A LESSON IN AVOIDANCE BY AN EXPERT
It’s there, always in my periphery, that thing I must address, I should look at, and need to act on. Beastly, it stands over my shoulder like a menacing shadow or an unskilled stalker with a space deficiency.
It knows my every thought, mood, and mode of distraction and will wait me out and dodge any direct hit, only to gather and hover over me again.
There are a few ways to spot it. It usually comes with an overwhelming sense of urgency. Unimportant things are suddenly uber important like straightening those slightly askew picture frames on the wall morphs into home décor CPR.
Little curiosities transform into earthshattering puzzles to solve, like “What happened to Amelia Earhart, really? I’m going to figure it out, TODAY!” and “Why is her name pronounced air-hart but spelled ear-hart? I’ll figure that out too!”
Today’s mode of distraction started with an email about a potential job opportunity I don’t feel qualified for. Immediately, I overwhelmed myself by reviewing the subject, feverishly taking notes, and then sprinted to the kitchen for an early lunch (is 10:30 am lunch? A second breakfast?). I finished that task, rinsed my dish, unloaded the dishwasher, reloaded it, and completed a floor-to-ceiling deep kitchen cleaning. See the avoidance rabbit hole?

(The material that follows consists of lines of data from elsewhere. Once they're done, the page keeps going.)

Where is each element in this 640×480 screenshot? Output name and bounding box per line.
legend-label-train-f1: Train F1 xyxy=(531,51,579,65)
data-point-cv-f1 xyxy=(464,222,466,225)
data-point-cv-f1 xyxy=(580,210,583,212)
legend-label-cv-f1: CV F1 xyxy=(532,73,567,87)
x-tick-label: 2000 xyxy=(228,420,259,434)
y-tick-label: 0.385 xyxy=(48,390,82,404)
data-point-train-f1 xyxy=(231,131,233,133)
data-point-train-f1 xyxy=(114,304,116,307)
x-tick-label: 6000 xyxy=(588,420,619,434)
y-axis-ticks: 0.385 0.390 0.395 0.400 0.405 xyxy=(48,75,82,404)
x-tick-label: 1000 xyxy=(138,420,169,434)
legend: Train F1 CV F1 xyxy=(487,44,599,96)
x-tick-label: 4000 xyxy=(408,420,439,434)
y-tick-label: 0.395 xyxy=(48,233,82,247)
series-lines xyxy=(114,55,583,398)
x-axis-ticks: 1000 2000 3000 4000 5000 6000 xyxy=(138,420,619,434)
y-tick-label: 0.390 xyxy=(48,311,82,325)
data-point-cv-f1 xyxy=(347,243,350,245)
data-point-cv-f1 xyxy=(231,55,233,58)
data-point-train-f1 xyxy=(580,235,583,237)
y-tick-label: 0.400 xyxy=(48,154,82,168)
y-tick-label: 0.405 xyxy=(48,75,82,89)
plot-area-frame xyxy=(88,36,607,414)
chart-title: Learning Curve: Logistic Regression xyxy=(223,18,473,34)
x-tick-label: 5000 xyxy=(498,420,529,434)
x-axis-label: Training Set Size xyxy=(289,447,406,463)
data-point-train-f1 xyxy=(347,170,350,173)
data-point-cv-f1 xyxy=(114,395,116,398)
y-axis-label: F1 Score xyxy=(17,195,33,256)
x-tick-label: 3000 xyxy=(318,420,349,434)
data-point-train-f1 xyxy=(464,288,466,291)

What am I avoiding exactly? Work. Writing. Learning. Becoming something more, something better? No.
I’m not afraid of hard work or the energy needed to complete one scene, act, or plot twist — I’m used to all that! My fear lies within my own passivity and inaction.
Avoidance is an abyss that holds our most profound worry that what we’ve created, poured our heart and soul into, will not matter to anyone else, so what’s the point? We can’t always and only write for ourselves and our moms!
That small space of doing nothing holds two truths: we will succeed, or we will fail, but until we bring it out into the light and take it for a spin, we have no idea of the outcome. That’s scary as hell! So I choose avoidance over self-confidence.
After I ate a sandwich (of ham, cheese, and regret), did the dishes, and cleaned the kitchen to gleaming, that nasty thing returned whispering that must, should, and need mantra again. And suddenly, I realized how to enlighten that shadow best, slay that beast, and exorcise that doom demon!
I took a deep breath. I stopped thinking about all the steps. I picked up my pen and got to work.